In fact, Brunswick cited the company’s “design and engineering capabilities” as a reason for acquiring it in the first place. And Begin says Attwood has always paid attention to customer wants and needs.
But Brunswick’s High Performance Product Development brings these two pieces together in a seamless and ongoing process. As part of its Voice of the Customer (VOC) component, customer data is obtained from a variety of sources and scrubbed to reveal the most meaningful and useful messages.
This data is sourced internally from customer service calls, salespeople’s conversations with customers and OEM feedback, for example, as well as externally from one-on-one interviews with boat owners and third party customer satisfaction surveys. This multi-layered method of determining what consumers truly want keeps Attwood from making the mistakes many product developers are prone to.
“A lot of product development people think they’re doing a good job of listening to their customers,” explains Begin. “But they tend to get too close to [their work] and think they have a good idea of what consumers want.”
The customer messages collected through VOC research are used as fodder for new product ideas, which are researched, tested and ultimately result in new products that fulfill customers’ desires. Before bringing the VisionAir to market, Attwood actually tested its new seat on real customers, the response from whom was “overwhelmingly positive.”

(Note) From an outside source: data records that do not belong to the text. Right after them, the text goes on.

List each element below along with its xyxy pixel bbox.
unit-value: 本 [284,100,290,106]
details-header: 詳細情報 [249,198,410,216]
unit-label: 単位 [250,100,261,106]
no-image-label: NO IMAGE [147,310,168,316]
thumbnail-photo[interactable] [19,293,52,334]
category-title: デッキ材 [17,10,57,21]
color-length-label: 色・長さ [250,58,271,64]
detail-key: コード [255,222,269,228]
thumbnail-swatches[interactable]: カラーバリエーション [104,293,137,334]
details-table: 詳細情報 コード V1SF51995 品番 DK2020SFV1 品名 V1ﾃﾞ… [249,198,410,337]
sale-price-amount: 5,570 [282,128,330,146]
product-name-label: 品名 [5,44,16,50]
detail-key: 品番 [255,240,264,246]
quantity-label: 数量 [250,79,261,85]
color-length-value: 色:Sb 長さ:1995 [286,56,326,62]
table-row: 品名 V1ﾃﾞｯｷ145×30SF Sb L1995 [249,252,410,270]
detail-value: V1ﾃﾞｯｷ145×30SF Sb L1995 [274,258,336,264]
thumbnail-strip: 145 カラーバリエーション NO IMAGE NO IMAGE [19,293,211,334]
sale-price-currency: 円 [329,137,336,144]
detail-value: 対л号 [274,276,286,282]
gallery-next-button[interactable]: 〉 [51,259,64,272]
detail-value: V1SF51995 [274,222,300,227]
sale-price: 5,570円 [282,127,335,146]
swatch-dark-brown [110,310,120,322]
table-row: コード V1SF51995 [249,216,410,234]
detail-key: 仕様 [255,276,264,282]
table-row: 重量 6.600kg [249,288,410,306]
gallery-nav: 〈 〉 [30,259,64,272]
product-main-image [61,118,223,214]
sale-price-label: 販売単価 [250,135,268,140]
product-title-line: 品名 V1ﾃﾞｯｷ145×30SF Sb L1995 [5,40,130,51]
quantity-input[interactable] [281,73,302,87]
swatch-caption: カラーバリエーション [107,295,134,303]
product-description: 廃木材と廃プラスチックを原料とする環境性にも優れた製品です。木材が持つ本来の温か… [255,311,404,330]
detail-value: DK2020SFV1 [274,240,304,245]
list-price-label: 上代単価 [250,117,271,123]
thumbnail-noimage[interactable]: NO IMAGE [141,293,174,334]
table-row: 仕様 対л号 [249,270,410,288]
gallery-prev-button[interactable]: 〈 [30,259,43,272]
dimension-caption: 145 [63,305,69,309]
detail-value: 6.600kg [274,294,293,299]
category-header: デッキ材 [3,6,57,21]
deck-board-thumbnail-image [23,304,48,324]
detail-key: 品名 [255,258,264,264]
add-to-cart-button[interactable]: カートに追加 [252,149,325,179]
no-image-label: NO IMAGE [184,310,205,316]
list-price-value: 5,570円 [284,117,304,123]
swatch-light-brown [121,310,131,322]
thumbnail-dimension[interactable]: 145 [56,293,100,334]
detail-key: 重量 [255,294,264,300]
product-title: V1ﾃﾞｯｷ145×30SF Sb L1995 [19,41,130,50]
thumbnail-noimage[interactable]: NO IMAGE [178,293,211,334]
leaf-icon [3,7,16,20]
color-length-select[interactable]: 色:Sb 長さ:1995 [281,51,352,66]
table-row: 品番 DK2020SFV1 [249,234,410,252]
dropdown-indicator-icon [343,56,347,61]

While Attwood won’t put its expectations for the VisionAir seat into sales or market share numbers, the company expects big things. And although it admits the seat is “high-end” — afterall, each seat can be tuned to fit a specific customer’s ergonomic needs — it predicts to be signing contracts with manufacturers from one end of the spectrum to the other, from runabouts to megayachts.
“It seems our industry is ready to explore new options, and the functionality and flexibility of the VisionAir seat answer some long-standing issues,” sums up Attwood COO Dirk Hyde.